Hinting at the remarkable qualities of this UAV, the subhead of this Chinese article notes that the Rainbow UAV could fly continuously for months and “even for years” (甚至数年). Giving full credit to the original innovators in the United States, this article notes that NASA flew its first solar-powered UAVs during the early 1980s. A number of Chinese aerospace laboratories apparently took up the project in the 1990s and the Eleventh Design Bureau of the China Aerospace Science and Technology Corporation apparently created the Rainbow UAV. Powered by eight propeller engines, this UAV has a giant wingspan in excess of forty-five meters, equivalent to a 737. Somewhat like the spy plane legends of the Cold War, such as the U-2, the Rainbow UAV will generally operate at extremely high altitudes. Indeed, the many advantages of this platform become immediately evident in appraising an unmanned aircraft designed to “fly even higher and even further” (非得更高更远).

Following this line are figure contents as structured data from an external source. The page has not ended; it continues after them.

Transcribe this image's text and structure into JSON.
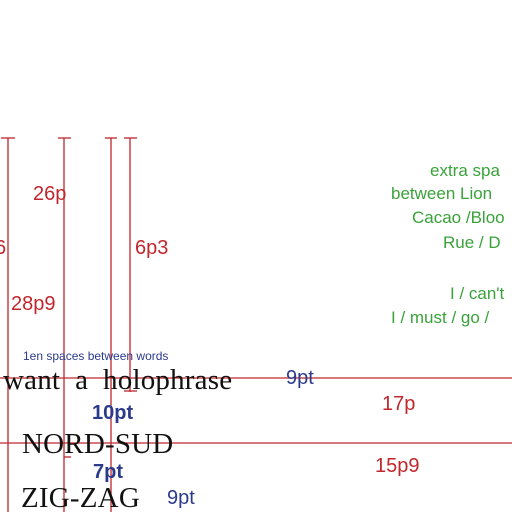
{
  "colors": {
    "guide_red": "#c0272d",
    "label_red": "#c0272d",
    "label_blue": "#2c3a8c",
    "label_green": "#3aa23a",
    "sample_text": "#111111"
  },
  "measurements": {
    "m_26p": "26p",
    "m_6": "6",
    "m_6p3": "6p3",
    "m_28p9": "28p9",
    "m_17p": "17p",
    "m_15p9": "15p9",
    "m_9pt_a": "9pt",
    "m_9pt_b": "9pt",
    "m_10pt": "10pt",
    "m_7pt": "7pt"
  },
  "note": {
    "spaces": "1en spaces between words"
  },
  "sample": {
    "line1": "want  a  holophrase",
    "line2": "NORD-SUD",
    "line3": "ZIG-ZAG"
  },
  "green_notes": [
    "extra spa",
    "between Lion",
    "Cacao /Bloo",
    "Rue / D",
    "",
    "I / can't",
    "I / must / go /"
  ]
}
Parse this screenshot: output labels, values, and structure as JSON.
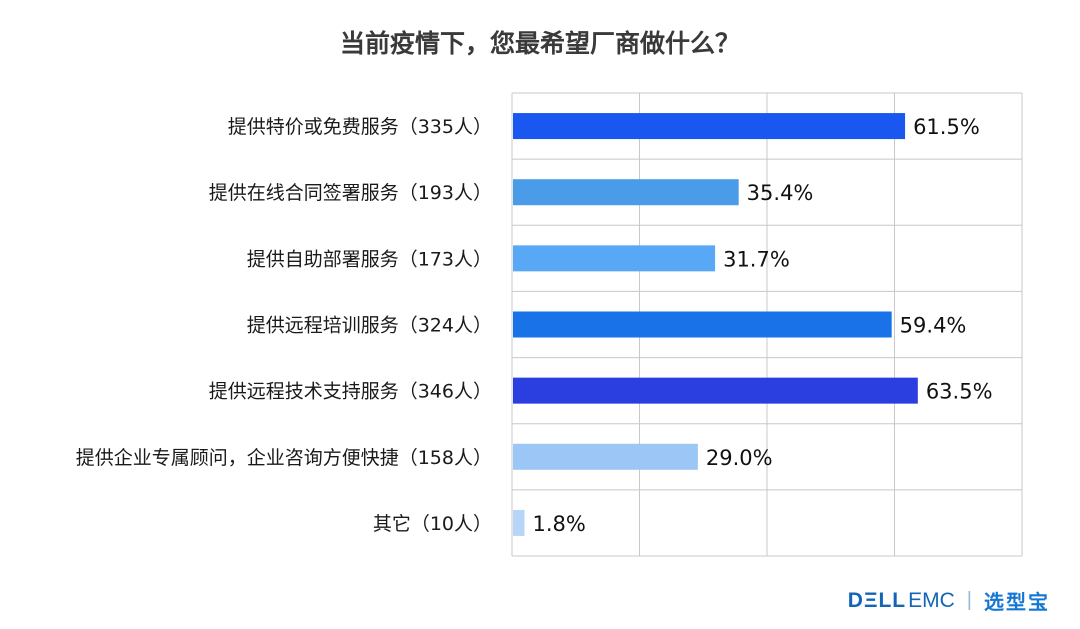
{
  "chart_data": {
    "type": "bar",
    "orientation": "horizontal",
    "title": "当前疫情下，您最希望厂商做什么？",
    "categories": [
      "提供特价或免费服务（335人）",
      "提供在线合同签署服务（193人）",
      "提供自助部署服务（173人）",
      "提供远程培训服务（324人）",
      "提供远程技术支持服务（346人）",
      "提供企业专属顾问，企业咨询方便快捷（158人）",
      "其它（10人）"
    ],
    "values": [
      61.5,
      35.4,
      31.7,
      59.4,
      63.5,
      29.0,
      1.8
    ],
    "value_labels": [
      "61.5%",
      "35.4%",
      "31.7%",
      "59.4%",
      "63.5%",
      "29.0%",
      "1.8%"
    ],
    "bar_colors": [
      "#1a56f0",
      "#4a9be8",
      "#58a8f5",
      "#1a72e8",
      "#2b3fe0",
      "#9cc6f5",
      "#b6d5f7"
    ],
    "xlim": [
      0,
      80
    ],
    "grid": true,
    "xlabel": "",
    "ylabel": ""
  },
  "footer": {
    "brand_dell": "DΞLL",
    "brand_emc": "EMC",
    "separator": "|",
    "brand_xxb": "选型宝"
  }
}
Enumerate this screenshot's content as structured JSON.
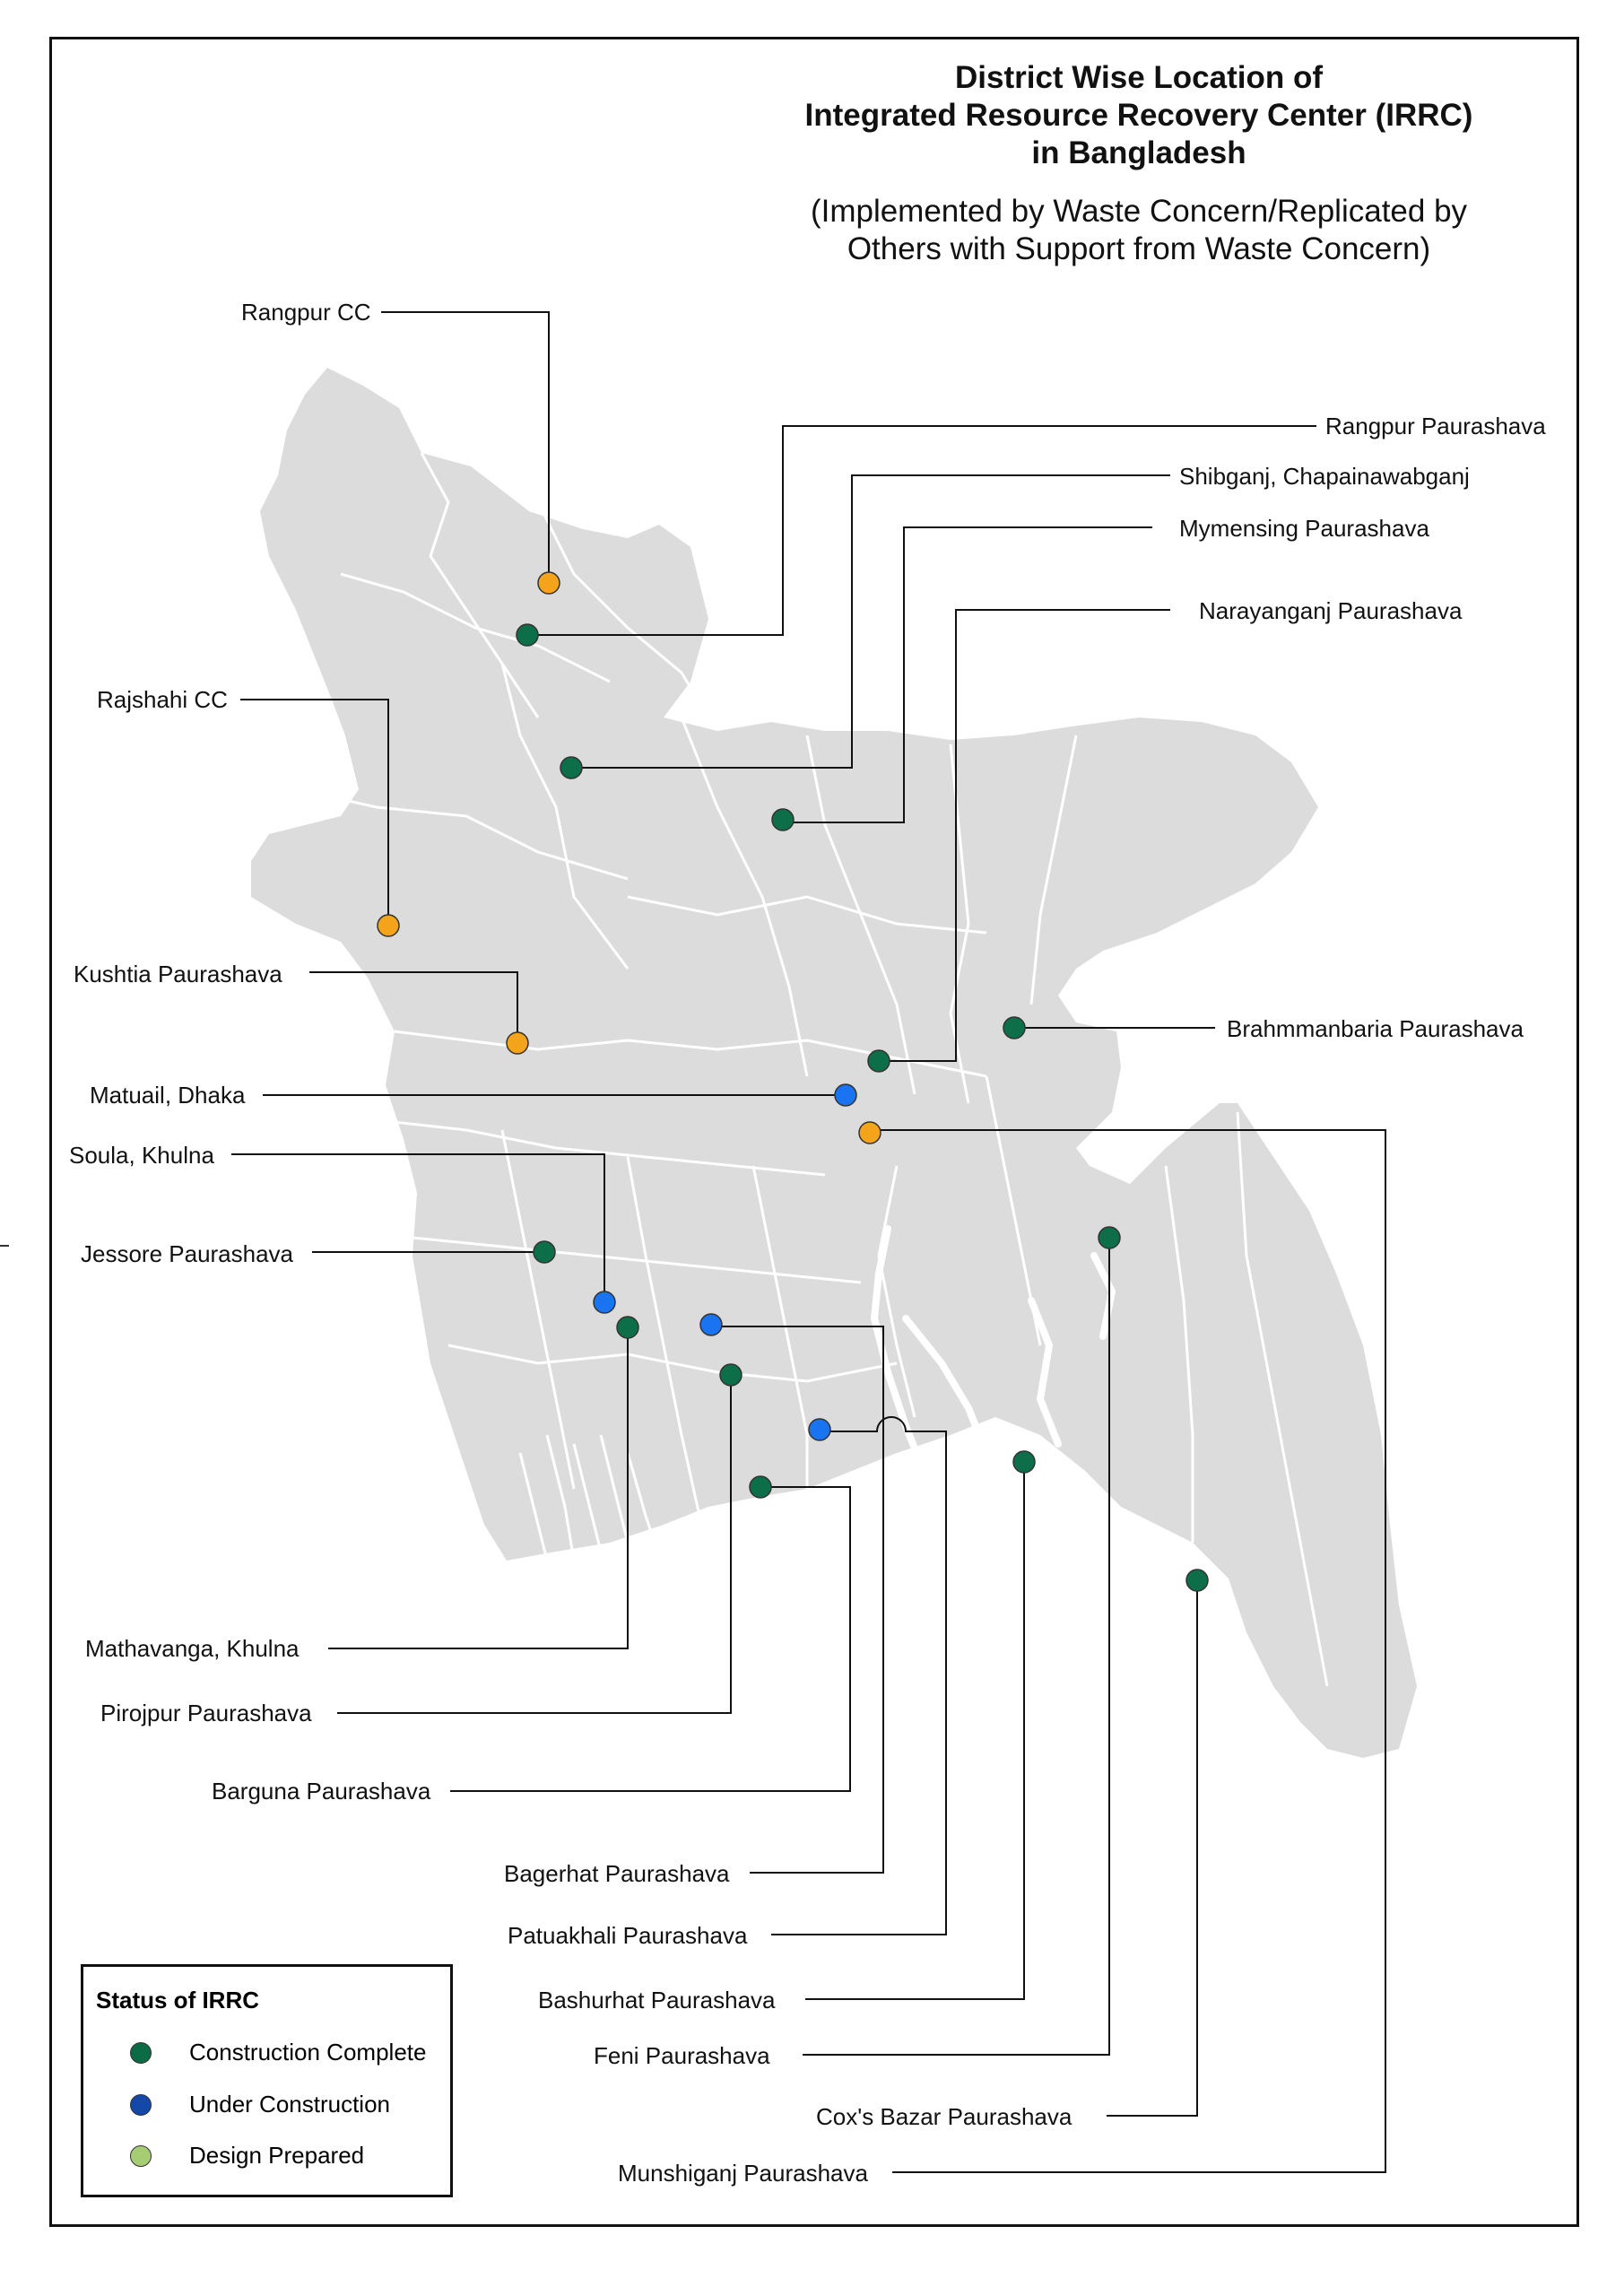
{
  "title": {
    "line1": "District Wise Location of",
    "line2": "Integrated Resource Recovery Center (IRRC)",
    "line3": "in Bangladesh"
  },
  "subtitle": {
    "line1": "(Implemented by Waste Concern/Replicated by",
    "line2": "Others with Support from Waste Concern)"
  },
  "legend": {
    "title": "Status of IRRC",
    "items": [
      {
        "label": "Construction Complete",
        "color": "#0b6b45"
      },
      {
        "label": "Under Construction",
        "color": "#1448a8"
      },
      {
        "label": "Design Prepared",
        "color": "#a6cc74"
      }
    ]
  },
  "colors": {
    "construction_complete": "#0d6f4a",
    "under_construction": "#1a73f0",
    "design_prepared_marker": "#f4a41a",
    "land": "#dcdcdc",
    "boundary": "#ffffff"
  },
  "locations": [
    {
      "id": "rangpur-cc",
      "label": "Rangpur CC",
      "status": "design"
    },
    {
      "id": "rangpur-paurashava",
      "label": "Rangpur Paurashava",
      "status": "complete"
    },
    {
      "id": "shibganj",
      "label": "Shibganj, Chapainawabganj",
      "status": "complete"
    },
    {
      "id": "mymensing",
      "label": "Mymensing Paurashava",
      "status": "complete"
    },
    {
      "id": "narayanganj",
      "label": "Narayanganj Paurashava",
      "status": "complete"
    },
    {
      "id": "rajshahi-cc",
      "label": "Rajshahi CC",
      "status": "design"
    },
    {
      "id": "kushtia",
      "label": "Kushtia Paurashava",
      "status": "design"
    },
    {
      "id": "brahmmanbaria",
      "label": "Brahmmanbaria Paurashava",
      "status": "complete"
    },
    {
      "id": "matuail",
      "label": "Matuail, Dhaka",
      "status": "under"
    },
    {
      "id": "soula",
      "label": "Soula, Khulna",
      "status": "under"
    },
    {
      "id": "jessore",
      "label": "Jessore Paurashava",
      "status": "complete"
    },
    {
      "id": "mathavanga",
      "label": "Mathavanga, Khulna",
      "status": "complete"
    },
    {
      "id": "pirojpur",
      "label": "Pirojpur Paurashava",
      "status": "complete"
    },
    {
      "id": "barguna",
      "label": "Barguna Paurashava",
      "status": "complete"
    },
    {
      "id": "bagerhat",
      "label": "Bagerhat Paurashava",
      "status": "under"
    },
    {
      "id": "patuakhali",
      "label": "Patuakhali Paurashava",
      "status": "under"
    },
    {
      "id": "bashurhat",
      "label": "Bashurhat Paurashava",
      "status": "complete"
    },
    {
      "id": "feni",
      "label": "Feni Paurashava",
      "status": "complete"
    },
    {
      "id": "coxs-bazar",
      "label": "Cox's Bazar Paurashava",
      "status": "complete"
    },
    {
      "id": "munshiganj",
      "label": "Munshiganj Paurashava",
      "status": "design"
    }
  ]
}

In fairness, a rather substantial part of the Chinese article discusses the many possible civilian application for this aviation technology, whether economic or scientific. It is noted that the high-flying, extreme long-endurance UAV can offer most of the services of a satellite, but the “communications capabilities are more robust, the launch apparatus is much simpler and the . . . operating costs are significantly lower, as well.” Some of the civil sector missions that the Rainbow UAV could well take up, include such varied roles as pipeline security, forestry management, agricultural land use inspection and forecasting, as well as earthquake relief and other kinds of disaster response or search-and-rescue surveillance operations. Moreover, the craft seems ideally suited for atmospheric and climate change research. It could also be used for weather sampling.
Not surprisingly, the authors of this analysis also see many maritime applications for the Rainbow UAV as well. Fisheries management is an obvious and important domain that could see employment of this platform. But the article also sees the Rainbow UAV as having potential contributions to make in the fight against smuggling, piracy and even in a notional counterterrorism mission. The analysis suggests the Rainbow UAV could help to “assist the customs and the coast guard agencies to undertake real time surveillance of both the near seas and also the economic exclusive zone (EEZ)” (协助海关或海警部门进行近海或专属经济区的实时监视). With respect to “protecting maritime rights,” the analysis points out some advantages over manned systems and it is also mentioned that the Rainbow UAV can play a useful role as a communications relay link to remote reef bases.